It's only fair to share…


We all like to see worthwhile charities get funding so they can do their work and assist those who need help. However there is an old adage that he who pays the piper calls the tune. There is an ever-increasing number of health and medical support groups and they have not escaped the attention of the pharmaceutical industry.

In 2008/09 Pfizer Australia gave over $1.7 million to 18 patient and doctor groups whilst Glaxo Smith-Kline put up a more modest $1.4 million. Some groups like the Australian Lung Foundation and Impotence Australia were set up with grants from Pfizer.

Times are tough and so many groups may well look to industry to supplement funding from private donations or government grants. There is no suggestion at all that any donations are tied to certain behaviours-this is illegal.

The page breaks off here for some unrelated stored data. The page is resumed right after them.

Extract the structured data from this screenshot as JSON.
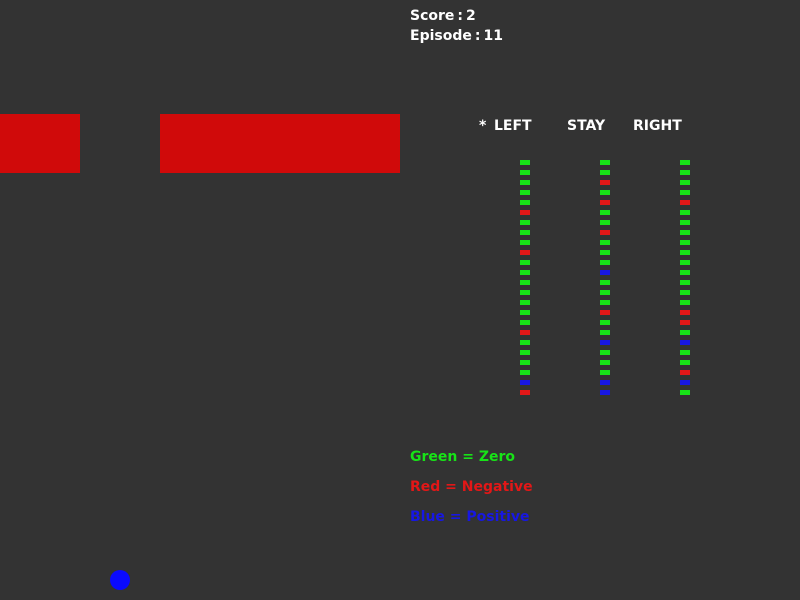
{
  "hud": {
    "score_label": "Score",
    "score_value": "2",
    "episode_label": "Episode",
    "episode_value": "11",
    "separator": ":"
  },
  "actions": {
    "selected_marker": "*",
    "selected_action": "LEFT",
    "left_label": "LEFT",
    "stay_label": "STAY",
    "right_label": "RIGHT"
  },
  "q_values": {
    "left": [
      "G",
      "G",
      "G",
      "G",
      "G",
      "R",
      "G",
      "G",
      "G",
      "R",
      "G",
      "G",
      "G",
      "G",
      "G",
      "G",
      "G",
      "R",
      "G",
      "G",
      "G",
      "G",
      "B",
      "R"
    ],
    "stay": [
      "G",
      "G",
      "R",
      "G",
      "R",
      "G",
      "G",
      "R",
      "G",
      "G",
      "G",
      "B",
      "G",
      "G",
      "G",
      "R",
      "G",
      "G",
      "B",
      "G",
      "G",
      "G",
      "B",
      "B"
    ],
    "right": [
      "G",
      "G",
      "G",
      "G",
      "R",
      "G",
      "G",
      "G",
      "G",
      "G",
      "G",
      "G",
      "G",
      "G",
      "G",
      "R",
      "R",
      "G",
      "B",
      "G",
      "G",
      "R",
      "B",
      "G"
    ]
  },
  "legend": {
    "green": "Green = Zero",
    "red": "Red = Negative",
    "blue": "Blue = Positive"
  },
  "colors": {
    "background": "#333333",
    "wall": "#d00a0a",
    "ball": "#0a0aff",
    "zero": "#17e317",
    "negative": "#e31717",
    "positive": "#1717e3",
    "hud_text": "#ffffff"
  }
}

Yet there does not need to be any contract between a group receiving money from a large donor for they’re to be influence. It is highly unlikely that any patient group getting large sums of money from a drug company, are going to be critical of that company. It is also likely that the group will do what it can to promote any company, which supports it. This is normal human nature.

So what happens when there are different ways of dealing with a health issue? Ask the Australian Lung Foundation about ways to quit smoking and you may get useful information about pharmaceutical aids. You may not be told that over 70% of people who quit successfully do it without any drugs and that “cold turkey” is the safest and most effective way to do it.

Impotence Australia may well inform you about medical treatments for impotence but have less information on hand about other ways of dealing with the problem.

Nobody is saying anything untrue. This is not what it is about. It is about providing selected information and presenting it in a way that makes one option seem the best or leave a person with the impression that there is only one option.

Likewise you hear much more from the Heart Foundation about the “dangers” of cholesterol than the dangers of lack of exercise. You also do not hear from them that there is no evidence to show that lowering cholesterol in people without heart disease has any affect on health.

The links between patient groups and pharmaceutical companies are going to the next level. The Cystic Fibrosis Foundation in the USA has invested  $75 million in the development of a new drug, which goes before the FDA in 2012. If it is approved the foundation will receive royalty payments.

There are few treatments for Cystic Fibrosis so an effective new one would be welcome. However what if the drug is not effective or worse, what if it turns out to have side effects worse than the beneficial ones (anyone remember Vioxx?). If a foundation has $75 million to use, for people with a disease is this, the best use for it (searching for a treatment) or is it a form of gambling?

In different circumstances what if a patient support group had a financial stake in one treatment when there may be ten on the market including non-pharmaceutical ones?

More importantly if groups have a stake in treatment, then prevention becomes potentially a loss of business. Whilst this does not apply in CF, it would in most lifestyle diseases like Type 2 Diabetes, heart disease and even some cancers.

These are, in my opinion, serious ethical dilemmas. We assume that “not for profit” groups are independent and offer support based on need. If they have a financial stake in one option, it is foolhardy to think that this will not become a “preferred” option

Disease support groups are entitled to raise money and use it as they see fit and in accordance with their constitutions. If they are getting involved with large donors and investing in specific treatments than the public has a right to know.